Nonetheless, the recent video of him on top of a commercial motorbike because of surging PMS prices, brought him to the spotlight. Hell was let loose. Gideon Ayeni who monitored the reactions to the viral video noted that “Social media users from across the country flooded the comments section with a mix of mockery, political jabs, personal anecdotes, and pointed criticism.” Despite his frail age, netizens had expected Soyinka to protest on the streets against Tinubu the way he did to Jonathan. They want him to continue to speak truth to power the way he did during the military regimes. And I dare say that the expectations are not out of place. Having built a reputation as a moral compass, keeping quiet at this time when his tribe’s man is in charge, is tantamount to “falling their hand.”

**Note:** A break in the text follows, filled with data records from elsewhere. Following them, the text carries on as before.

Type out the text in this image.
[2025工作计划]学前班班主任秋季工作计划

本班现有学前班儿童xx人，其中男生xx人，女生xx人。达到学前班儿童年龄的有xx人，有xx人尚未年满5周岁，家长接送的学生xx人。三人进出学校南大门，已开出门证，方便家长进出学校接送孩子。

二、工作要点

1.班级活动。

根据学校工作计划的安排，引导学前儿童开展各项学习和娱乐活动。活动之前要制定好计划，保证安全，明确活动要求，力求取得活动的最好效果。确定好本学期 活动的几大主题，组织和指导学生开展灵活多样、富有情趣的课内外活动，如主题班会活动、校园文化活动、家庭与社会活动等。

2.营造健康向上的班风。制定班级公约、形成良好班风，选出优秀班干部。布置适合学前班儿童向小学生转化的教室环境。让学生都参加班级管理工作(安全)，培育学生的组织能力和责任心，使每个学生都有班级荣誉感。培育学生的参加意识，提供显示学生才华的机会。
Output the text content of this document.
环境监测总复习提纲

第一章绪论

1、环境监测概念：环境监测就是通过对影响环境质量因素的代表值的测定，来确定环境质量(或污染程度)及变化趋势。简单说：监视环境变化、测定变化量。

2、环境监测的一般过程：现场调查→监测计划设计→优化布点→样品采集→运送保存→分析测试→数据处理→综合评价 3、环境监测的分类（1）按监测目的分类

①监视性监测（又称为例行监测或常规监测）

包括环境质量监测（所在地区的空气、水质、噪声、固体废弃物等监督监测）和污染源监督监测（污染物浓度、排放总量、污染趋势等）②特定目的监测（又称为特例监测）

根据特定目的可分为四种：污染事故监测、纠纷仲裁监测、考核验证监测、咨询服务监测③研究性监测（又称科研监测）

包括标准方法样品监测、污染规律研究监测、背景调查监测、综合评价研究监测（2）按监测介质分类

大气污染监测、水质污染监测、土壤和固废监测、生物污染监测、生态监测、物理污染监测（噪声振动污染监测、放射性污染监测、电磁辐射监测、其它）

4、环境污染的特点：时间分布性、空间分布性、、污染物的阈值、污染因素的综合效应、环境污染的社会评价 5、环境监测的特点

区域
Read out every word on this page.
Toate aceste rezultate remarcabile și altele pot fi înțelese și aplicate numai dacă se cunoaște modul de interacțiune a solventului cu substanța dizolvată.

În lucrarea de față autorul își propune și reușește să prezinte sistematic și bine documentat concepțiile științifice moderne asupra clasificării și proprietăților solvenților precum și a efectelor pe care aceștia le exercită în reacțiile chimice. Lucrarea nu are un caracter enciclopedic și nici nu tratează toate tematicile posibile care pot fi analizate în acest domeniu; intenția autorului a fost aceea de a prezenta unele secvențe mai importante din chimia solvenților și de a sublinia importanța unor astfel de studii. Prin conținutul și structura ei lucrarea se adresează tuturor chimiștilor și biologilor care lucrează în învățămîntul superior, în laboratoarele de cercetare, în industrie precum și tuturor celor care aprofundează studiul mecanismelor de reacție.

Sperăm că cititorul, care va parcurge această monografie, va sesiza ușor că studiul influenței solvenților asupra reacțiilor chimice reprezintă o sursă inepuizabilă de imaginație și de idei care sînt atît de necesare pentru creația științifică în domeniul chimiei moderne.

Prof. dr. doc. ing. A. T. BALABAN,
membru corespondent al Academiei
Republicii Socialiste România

Be that as it may, I have a few posers for those who are throwing jabs at a man who will clock 91 in July 2026. What have they done for their country with their time, energy, knowledge and ingenuity? Soyinka was 33 when he tried to avert the Civil War’s bloodletting. He was 52 when he won the Nobel Prize and brought honour to Nigeria. He was 60 when he fled Nigeria in 1994 in the struggle for enthronement of democracy. Certainly, Soyinka is not a perfect man. But his footprints and consistent interventions in the public space remain a yardstick to the present generation. Let the younger elements take the baton and allow the old man to rest. Nations are not built by blame games and buck passing.